Another critical aspect of the strategic planning process is to create contingency plans to address the possible best and worst case scenarios, thus preparing the business for both the expected and unexpected. A tool to help create contingency plans is to ask, “What if…” for possible scenarios realistic to your business.

Now that you have your strategic plan prepared its time to deploy.


Communicate and engage your employees. Clearly communicate to everyone in your business what the goals and expectations are for them individually and how their role contributes to the success of the plan. In other words get buy-in.

As the strategic plan advances, communicate both the progress and set-backs my means of a company blog or intranet or even the tried-and-true all-hands meetings. The most important strategy in deploying any plan is to communicate clearly, often, and get feedback. Be sure your business has a culture that communicates feedback honestly and openly (without fear of reprisals) otherwise poor communication may result in an internal defeat and failure.

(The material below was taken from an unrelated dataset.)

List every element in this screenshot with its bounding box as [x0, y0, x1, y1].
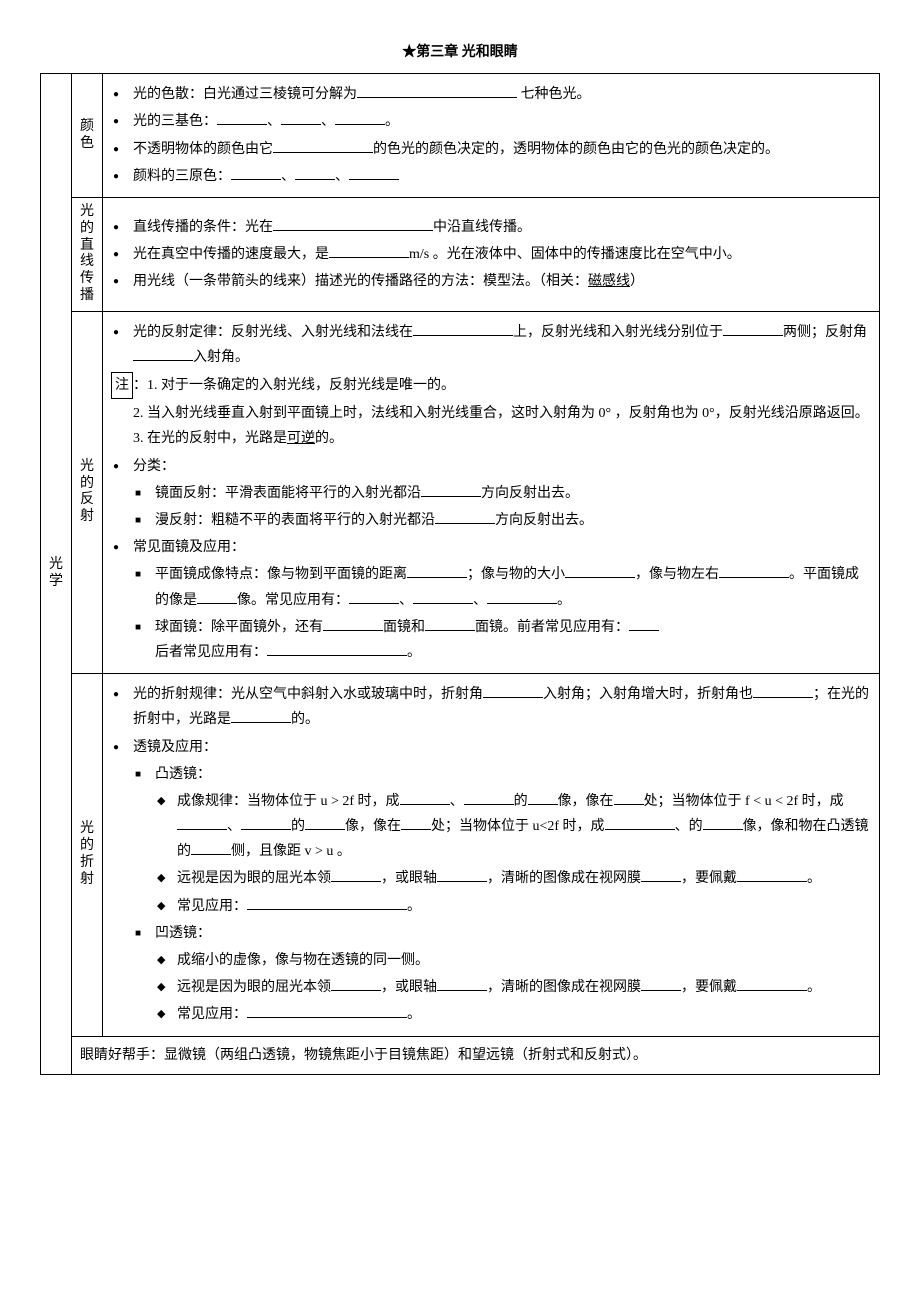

Be flexible and continually adjust your plan as needed. Don’t stick to a strategy that just isn’t working. The receiving of feedback may also reveal a more effective strategy to accomplish your plan.

When is the best time to engage in strategic planning? Today! Every hour, day, month that goes by without having established a strategic plan may result in losing a battle or war that could have easily been won to keep your business operating successfully.